I just downloaded The Ondsel "flavor" of FreeCAD. It's based on the upcoming 0.22 release, and it includes an addon that integrates to their tiered PDM, but everything else is still completely free. I don't see anything mind-blowing, but it's a very nice update. UI improvements, mostly on the Part Design workbench, nice and legible dark theme, floating tree, better launch page, and floating user-enterable dimensions when sketching (pretty cool, and long overdue). I question the viability of their business model in the timeframe their VC's likely want, but for now they're plowing some amount of money into FreeCAD development.
the mouse controls are a bit whacky to me
Is it true that SW ties everything to the Middle button with various modifier keys? And doesn't let you change anything? I've used a LOT of different 3D software over the last 45 days or so, and honestly that would be (if true) among the wackiest I've run across. FreeCAD has 10 preset styles now, and one or more of them might work for you.
Solidworks Maker
Here is the cheapest deal I've found on it (it's well known, I didn't have to do any detective work or anything). $38 for a year is probably worth it just for the shits and giggles, but as I mentioned, there's just no reasonable path for the home-business that manages to pull in $3-5k of profit. Lock-in is the bread and butter for all the companies, big and small, and a big part of this exercise has been to see just what I'd be locking myself into.
"Does loops and conditionals" == "is code", at least in my book, but my book is old and majored in English Lit. ;-)
Admittedly, OpenSCAD is not really robust as a language, hence its forks and competitors.
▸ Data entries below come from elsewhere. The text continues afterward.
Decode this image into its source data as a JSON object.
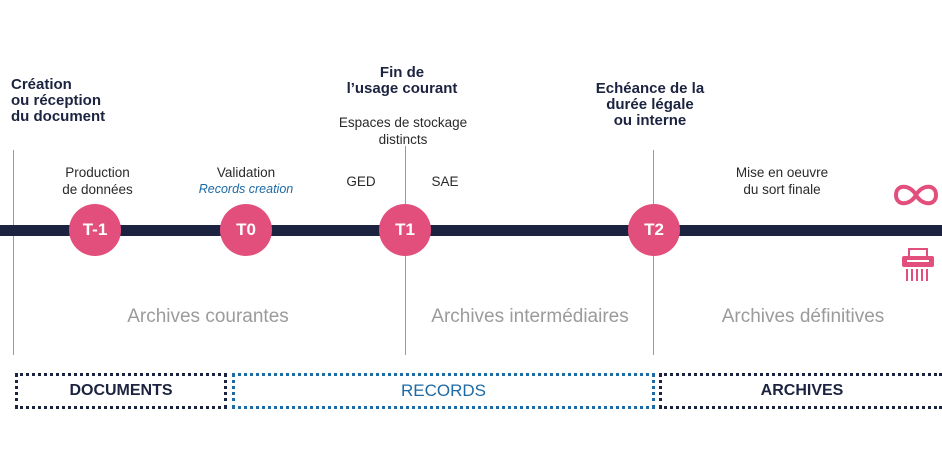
{
  "milestones": {
    "creation": "Création\nou réception\ndu document",
    "fin_usage": "Fin de\nl’usage courant",
    "echeance": "Echéance de la\ndurée légale\nou interne"
  },
  "labels": {
    "production": "Production\nde données",
    "validation": "Validation",
    "records_creation": "Records creation",
    "espaces": "Espaces de stockage\ndistincts",
    "ged": "GED",
    "sae": "SAE",
    "mise_en_oeuvre": "Mise en oeuvre\ndu sort finale"
  },
  "nodes": [
    "T-1",
    "T0",
    "T1",
    "T2"
  ],
  "phases": {
    "courantes": "Archives courantes",
    "intermediaires": "Archives intermédiaires",
    "definitives": "Archives définitives"
  },
  "boxes": {
    "documents": "DOCUMENTS",
    "records": "RECORDS",
    "archives": "ARCHIVES"
  },
  "icons": {
    "conservation": "infinity-icon",
    "destruction": "shredder-icon"
  },
  "colors": {
    "accent": "#e34f7d",
    "timeline": "#1c2340",
    "records_blue": "#1d6aa5",
    "phase_gray": "#9b9b9b"
  }
}
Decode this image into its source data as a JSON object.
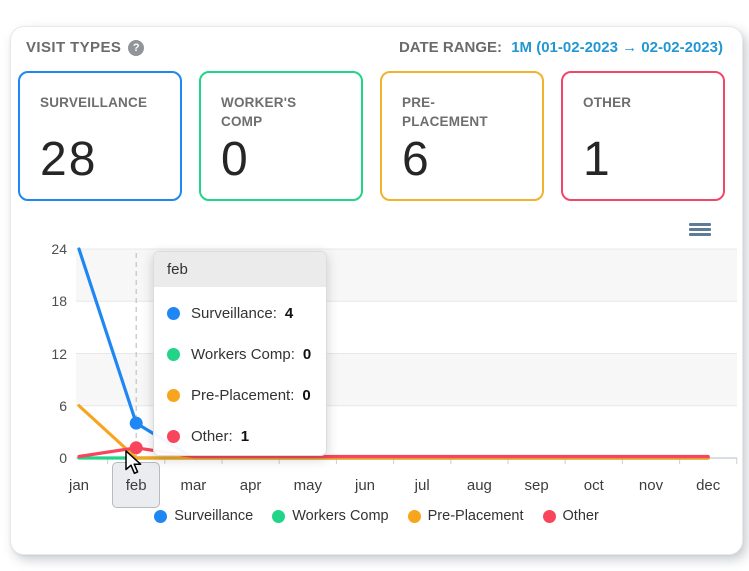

My little part is sort of a low grade torture test for fillets, but I am not very scientific with controlling it or looking for alternatives. It usually seems to be the ellipse sticking out the side like the Florida peninsula that gives the kernels/apps issues. It doesn't take a super huge fillet to get to a point where the face gets too closed off and the calculation refuses to complete. Some might do better with blending one edge at a time. In the real world, most of these apps could get most single parts modeled acceptably, one way or another. To a certain extent I'm splitting hairs, but I do like to see what they can handle. I've only had reason to loft parts a couple of times, but I can see that being an entirely new can of worms to explore.
That’s a crazy number of tools to try.
Some in more depth than others, LOL. YMMV.
I mean, the license is right, the functionality for single parts is there, and the workarounds are known. The issues are large assemblies, slower workflow, possibly stability, and weird UI, but I think if you've broken through the wall with it, there's little reason to change until you can no longer do what you want, whether that's large assemblies, paid freelance drafting (with customer expectations as to file format), or something else.
Going to have to try it! The LGPL gives them a lot of flexibility to do what they want, but I'm guessing the existence of FreeCAD will prevent them from locking it down too much.
Yup. PTC owns OnShape, so they have no need or incentive to make Creo Parametric accessible to the little guys, so they do not. :-)
Same deal with Siemens and NX (Solid Edge), and to a lesser extent Autodesk with Inventor (F360). It's really only Dassault that seems to be trying to appeal to small-time users with the main package, but it seems like they are not committed to that, just currently unopposed.
They seem to offer a very generous scheme and seem like they are really in it to make a product they can be proud of. It seems like it's a really good direct modeler, especially with the grasshopper addon. I'm a couple of decades too late for an educational license though.